[Buddha-l] Re: Where does authority for "true" Buddhism come from?

Joy Vriens joy.vriens at nerim.net
Thu Jan 26 01:21:00 MST 2006


Jim Peavler wrote:

> Follow the path, follow the precepts, to reduce dukkha. Belief, not  
> possible for many of us to maintain, does not have anything to do  with 
> it.

I was just popping in to pick up something I left on a table, while I 
overheard your conversation.

"Not anything" is perhaps a bit strong. Why would one follow *a path* 
and precepts to reduce dukkha if one doesn't believe in it? The shortest 
way or path to reduce dukkha would be to simply reduce dukkha, mainly 
through developping detachment. But it seems to me that the path and 
precepts that one is to follow contain many elements that don't seem 
directly or obviously connected to achieve just that. I believe that 
everything we do or intent to do is motivated by beliefs. As far as I 
can see it's all about suggestion and autosuggestion and some need 
apparently more roundabout ways to convince themselves of whatever they 
want themselves to convince of then others.

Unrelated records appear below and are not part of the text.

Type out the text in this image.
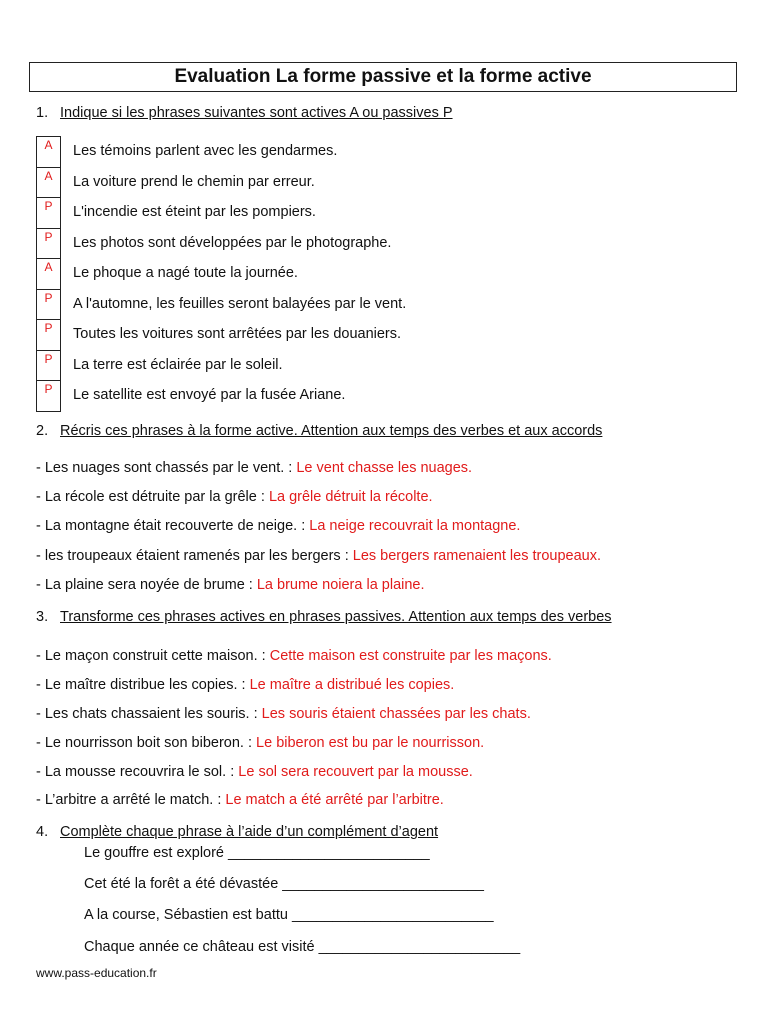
Evaluation La forme passive et la forme active
1. Indique si les phrases suivantes sont actives A ou passives P
A
A
P
P
A
P
P
P
P
Les témoins parlent avec les gendarmes.
La voiture prend le chemin par erreur.
L'incendie est éteint par les pompiers.
Les photos sont développées par le photographe.
Le phoque a nagé toute la journée.
A l'automne, les feuilles seront balayées par le vent.
Toutes les voitures sont arrêtées par les douaniers.
La terre est éclairée par le soleil.
Le satellite est envoyé par la fusée Ariane.
2. Récris ces phrases à la forme active. Attention aux temps des verbes et aux accords
- Les nuages sont chassés par le vent. : Le vent chasse les nuages.
- La récole est détruite par la grêle : La grêle détruit la récolte.
- La montagne était recouverte de neige. : La neige recouvrait la montagne.
- les troupeaux étaient ramenés par les bergers : Les bergers ramenaient les troupeaux.
- La plaine sera noyée de brume : La brume noiera la plaine.
3. Transforme ces phrases actives en phrases passives. Attention aux temps des verbes
- Le maçon construit cette maison. : Cette maison est construite par les maçons.
- Le maître distribue les copies. : Le maître a distribué les copies.
- Les chats chassaient les souris. : Les souris étaient chassées par les chats.
- Le nourrisson boit son biberon. : Le biberon est bu par le nourrisson.
- La mousse recouvrira le sol. : Le sol sera recouvert par la mousse.
- L’arbitre a arrêté le match. : Le match a été arrêté par l’arbitre.
4. Complète chaque phrase à l’aide d’un complément d’agent
Le gouffre est exploré _________________________
Cet été la forêt a été dévastée _________________________
A la course, Sébastien est battu _________________________
Chaque année ce château est visité _________________________
www.pass-education.fr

> That which must be believed with no evidence other than a  written 
> authority, no matter how old or how authoritative, cannot be  part of 
> the equation for people like me.

What is evidence for some is belief for others. I suppose it depends on 
where one's priorities lie. Much of the "evidence" that makes the world 
go round these days is called statistics. Figures have never done much 
for me.

> You on the other hand, have the ability and the need to believe in  the 
> literal texts that you consider authoritative. There is no way we  can 
> meet halfway.

It depends on what effect the "absence of beliefs" of the anti-belief 
faction and the literal interpretation of selectively picked texts of 
the authority junkies have on them and how they act on it.